A joint session of the House and Senate derailed the initiative by adjourning the Constitutional Convention immediately without taking a vote. That sparked an outcry from supporters of the amendment.
The 137-53 vote to adjourn blocks the amendment initiated by 130,000 citizens to make same-sex marriages unconstitutional in Massachusetts and accord marriage benefits only to unions between one man and one woman.
To appear on the ballot in November 2004, the voter-initiated question had to be approved by 50 of the 200 elected representatives and senators before this two-year legislative session ends July 31 and again during the 2003-2004 session.
The immediate adjournment means that the only way the question could proceed is if acting Gov.
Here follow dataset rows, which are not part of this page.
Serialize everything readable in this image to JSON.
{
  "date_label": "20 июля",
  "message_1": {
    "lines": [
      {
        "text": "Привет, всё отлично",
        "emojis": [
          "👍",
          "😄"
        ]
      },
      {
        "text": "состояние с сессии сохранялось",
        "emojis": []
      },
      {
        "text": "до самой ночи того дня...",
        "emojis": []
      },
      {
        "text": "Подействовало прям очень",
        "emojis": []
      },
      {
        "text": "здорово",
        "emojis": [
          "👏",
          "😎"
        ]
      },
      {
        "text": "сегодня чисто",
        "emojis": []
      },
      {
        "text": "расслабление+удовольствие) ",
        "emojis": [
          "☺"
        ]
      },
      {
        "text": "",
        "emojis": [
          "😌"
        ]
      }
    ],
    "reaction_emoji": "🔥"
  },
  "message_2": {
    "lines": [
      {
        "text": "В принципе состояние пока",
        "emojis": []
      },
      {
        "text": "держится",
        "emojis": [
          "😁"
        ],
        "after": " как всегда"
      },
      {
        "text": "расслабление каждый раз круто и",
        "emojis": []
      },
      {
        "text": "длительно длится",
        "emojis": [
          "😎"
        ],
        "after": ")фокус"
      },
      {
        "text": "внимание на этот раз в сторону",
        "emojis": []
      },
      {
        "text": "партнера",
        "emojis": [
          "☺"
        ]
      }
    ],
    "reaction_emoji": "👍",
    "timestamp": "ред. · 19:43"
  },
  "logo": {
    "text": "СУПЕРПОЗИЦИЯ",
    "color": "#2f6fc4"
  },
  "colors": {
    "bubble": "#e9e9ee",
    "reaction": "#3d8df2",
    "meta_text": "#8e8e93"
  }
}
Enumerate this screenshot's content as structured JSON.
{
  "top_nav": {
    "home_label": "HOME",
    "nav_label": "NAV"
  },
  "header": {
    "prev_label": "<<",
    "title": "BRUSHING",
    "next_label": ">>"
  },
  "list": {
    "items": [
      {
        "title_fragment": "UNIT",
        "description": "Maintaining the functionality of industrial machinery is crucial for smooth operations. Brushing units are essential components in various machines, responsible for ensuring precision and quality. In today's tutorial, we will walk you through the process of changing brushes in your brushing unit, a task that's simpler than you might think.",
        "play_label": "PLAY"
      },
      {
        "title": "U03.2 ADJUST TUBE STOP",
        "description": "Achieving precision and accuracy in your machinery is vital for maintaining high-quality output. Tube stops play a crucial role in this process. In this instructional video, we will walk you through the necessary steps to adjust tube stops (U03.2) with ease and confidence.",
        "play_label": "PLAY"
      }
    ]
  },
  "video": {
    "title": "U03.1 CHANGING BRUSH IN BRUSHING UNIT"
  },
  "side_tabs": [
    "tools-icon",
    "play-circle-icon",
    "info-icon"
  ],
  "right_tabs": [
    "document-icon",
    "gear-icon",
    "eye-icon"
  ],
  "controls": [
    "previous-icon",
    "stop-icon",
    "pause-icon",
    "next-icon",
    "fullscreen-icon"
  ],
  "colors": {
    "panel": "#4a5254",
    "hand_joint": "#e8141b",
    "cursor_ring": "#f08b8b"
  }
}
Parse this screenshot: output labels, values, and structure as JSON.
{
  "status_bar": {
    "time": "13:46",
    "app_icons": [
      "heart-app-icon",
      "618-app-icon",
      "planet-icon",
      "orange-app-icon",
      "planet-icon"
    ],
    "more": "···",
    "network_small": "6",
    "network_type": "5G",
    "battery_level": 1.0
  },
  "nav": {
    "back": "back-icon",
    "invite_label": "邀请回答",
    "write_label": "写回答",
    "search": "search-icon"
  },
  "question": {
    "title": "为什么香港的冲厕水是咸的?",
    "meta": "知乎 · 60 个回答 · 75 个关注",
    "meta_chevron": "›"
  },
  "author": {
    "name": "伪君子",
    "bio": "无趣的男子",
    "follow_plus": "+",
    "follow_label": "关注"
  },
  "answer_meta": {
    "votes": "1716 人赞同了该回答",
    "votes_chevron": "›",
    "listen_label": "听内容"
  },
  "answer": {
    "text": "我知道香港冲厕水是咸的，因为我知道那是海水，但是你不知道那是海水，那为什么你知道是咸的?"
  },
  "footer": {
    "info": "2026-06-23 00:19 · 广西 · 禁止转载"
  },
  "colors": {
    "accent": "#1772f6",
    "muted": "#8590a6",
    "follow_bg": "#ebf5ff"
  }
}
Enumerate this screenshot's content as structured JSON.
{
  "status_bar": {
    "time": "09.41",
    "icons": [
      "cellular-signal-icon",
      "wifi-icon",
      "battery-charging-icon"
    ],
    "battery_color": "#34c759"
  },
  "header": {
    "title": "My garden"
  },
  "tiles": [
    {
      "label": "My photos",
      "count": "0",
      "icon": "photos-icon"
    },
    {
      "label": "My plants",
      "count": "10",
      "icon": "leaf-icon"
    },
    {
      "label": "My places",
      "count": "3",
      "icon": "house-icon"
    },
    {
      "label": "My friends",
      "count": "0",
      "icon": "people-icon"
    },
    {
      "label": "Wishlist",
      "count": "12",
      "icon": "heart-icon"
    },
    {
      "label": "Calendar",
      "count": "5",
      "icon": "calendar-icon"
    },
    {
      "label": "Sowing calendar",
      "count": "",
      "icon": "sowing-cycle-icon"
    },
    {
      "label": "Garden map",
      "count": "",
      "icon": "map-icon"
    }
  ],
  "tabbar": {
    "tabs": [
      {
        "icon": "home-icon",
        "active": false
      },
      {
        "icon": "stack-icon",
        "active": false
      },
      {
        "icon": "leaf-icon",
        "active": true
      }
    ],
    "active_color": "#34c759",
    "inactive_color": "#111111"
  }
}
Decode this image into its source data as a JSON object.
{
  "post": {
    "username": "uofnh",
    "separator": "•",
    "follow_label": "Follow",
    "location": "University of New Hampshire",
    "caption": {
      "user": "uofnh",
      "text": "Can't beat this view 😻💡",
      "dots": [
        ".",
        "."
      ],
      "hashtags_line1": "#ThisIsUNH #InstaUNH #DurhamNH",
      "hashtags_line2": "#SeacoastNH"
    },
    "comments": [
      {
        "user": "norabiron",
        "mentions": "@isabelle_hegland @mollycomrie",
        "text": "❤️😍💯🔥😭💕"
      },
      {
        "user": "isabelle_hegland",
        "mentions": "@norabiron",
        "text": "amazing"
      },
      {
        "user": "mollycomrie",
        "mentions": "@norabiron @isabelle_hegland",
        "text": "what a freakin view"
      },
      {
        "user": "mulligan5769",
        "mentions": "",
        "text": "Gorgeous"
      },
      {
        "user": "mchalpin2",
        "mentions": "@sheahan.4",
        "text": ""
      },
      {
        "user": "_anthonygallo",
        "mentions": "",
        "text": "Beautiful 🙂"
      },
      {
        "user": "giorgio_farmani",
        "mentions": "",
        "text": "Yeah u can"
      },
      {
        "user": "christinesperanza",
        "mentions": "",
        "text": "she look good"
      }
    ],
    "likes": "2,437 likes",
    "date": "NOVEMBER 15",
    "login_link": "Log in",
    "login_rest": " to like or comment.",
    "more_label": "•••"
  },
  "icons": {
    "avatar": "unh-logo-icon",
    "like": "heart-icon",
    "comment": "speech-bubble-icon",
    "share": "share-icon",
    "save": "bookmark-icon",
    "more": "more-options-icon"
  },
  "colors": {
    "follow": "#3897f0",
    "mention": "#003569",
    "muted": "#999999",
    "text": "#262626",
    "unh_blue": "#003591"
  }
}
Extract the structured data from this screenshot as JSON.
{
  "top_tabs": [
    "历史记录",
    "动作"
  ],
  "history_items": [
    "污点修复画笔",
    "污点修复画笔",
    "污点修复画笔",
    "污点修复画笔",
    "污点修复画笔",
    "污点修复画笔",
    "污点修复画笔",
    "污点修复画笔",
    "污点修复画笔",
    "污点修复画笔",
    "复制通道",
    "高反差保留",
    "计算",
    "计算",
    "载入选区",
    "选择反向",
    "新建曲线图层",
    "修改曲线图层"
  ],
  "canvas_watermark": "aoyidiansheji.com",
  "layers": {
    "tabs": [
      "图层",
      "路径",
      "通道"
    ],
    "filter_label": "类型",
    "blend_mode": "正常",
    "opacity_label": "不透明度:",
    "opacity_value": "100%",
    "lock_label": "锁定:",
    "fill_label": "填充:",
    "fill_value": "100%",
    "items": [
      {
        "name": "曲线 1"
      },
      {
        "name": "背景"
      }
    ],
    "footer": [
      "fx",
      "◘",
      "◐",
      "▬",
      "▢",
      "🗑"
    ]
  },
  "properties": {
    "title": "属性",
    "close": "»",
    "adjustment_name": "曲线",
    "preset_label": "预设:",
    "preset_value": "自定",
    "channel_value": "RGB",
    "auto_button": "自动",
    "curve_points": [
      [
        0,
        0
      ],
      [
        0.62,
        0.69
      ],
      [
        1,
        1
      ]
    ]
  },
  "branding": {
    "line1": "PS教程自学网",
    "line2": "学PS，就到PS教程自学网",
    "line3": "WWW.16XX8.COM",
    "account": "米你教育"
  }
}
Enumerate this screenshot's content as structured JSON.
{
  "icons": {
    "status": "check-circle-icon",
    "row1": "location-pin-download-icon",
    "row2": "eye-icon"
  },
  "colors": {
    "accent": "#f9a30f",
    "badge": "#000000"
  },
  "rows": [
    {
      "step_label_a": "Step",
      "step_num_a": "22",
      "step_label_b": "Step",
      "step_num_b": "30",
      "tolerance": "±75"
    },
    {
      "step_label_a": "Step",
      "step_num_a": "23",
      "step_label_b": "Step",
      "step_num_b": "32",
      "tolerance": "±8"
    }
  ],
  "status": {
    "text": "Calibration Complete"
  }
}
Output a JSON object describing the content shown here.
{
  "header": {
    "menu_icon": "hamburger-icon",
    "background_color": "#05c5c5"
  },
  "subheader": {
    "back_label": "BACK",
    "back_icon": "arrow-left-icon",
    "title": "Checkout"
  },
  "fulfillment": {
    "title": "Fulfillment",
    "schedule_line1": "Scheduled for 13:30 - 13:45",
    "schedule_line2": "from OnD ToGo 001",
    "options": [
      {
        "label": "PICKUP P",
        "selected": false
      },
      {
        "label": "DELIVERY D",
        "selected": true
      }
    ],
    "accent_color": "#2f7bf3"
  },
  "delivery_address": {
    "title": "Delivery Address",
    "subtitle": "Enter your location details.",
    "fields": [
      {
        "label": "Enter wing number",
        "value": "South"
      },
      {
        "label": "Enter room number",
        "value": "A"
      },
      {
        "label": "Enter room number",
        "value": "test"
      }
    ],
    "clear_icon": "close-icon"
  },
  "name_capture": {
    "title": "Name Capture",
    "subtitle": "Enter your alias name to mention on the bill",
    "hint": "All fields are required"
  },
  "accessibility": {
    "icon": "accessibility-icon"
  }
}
Jane Swift were to use her executive powers to call the Legislature back into the Constitutional Convention.
Swift's spokesman last week said that she opposed the amendment and was unlikely to reconvene the convention.
Since the first session May 1, the two sides have been locked in an often hostile debate about civil rights, the institution of marriage and the democratic process.
Backers of the amendment, who argue that citizens and not judges should define marriage in Massachusetts, have accused opponents of distorting the initiative as a hateful proposal to strip same-sex couples of health, bereavement, and inheritance benefits.
Opponents of the measure argue that there are certain things -- including the majority's right to strip rights from a minority -- that should not be put to a popular or legislative vote.
The initiative, they argue, would harm Massachusetts families by depriving unmarried couples and their children of health care benefits and other essential rights.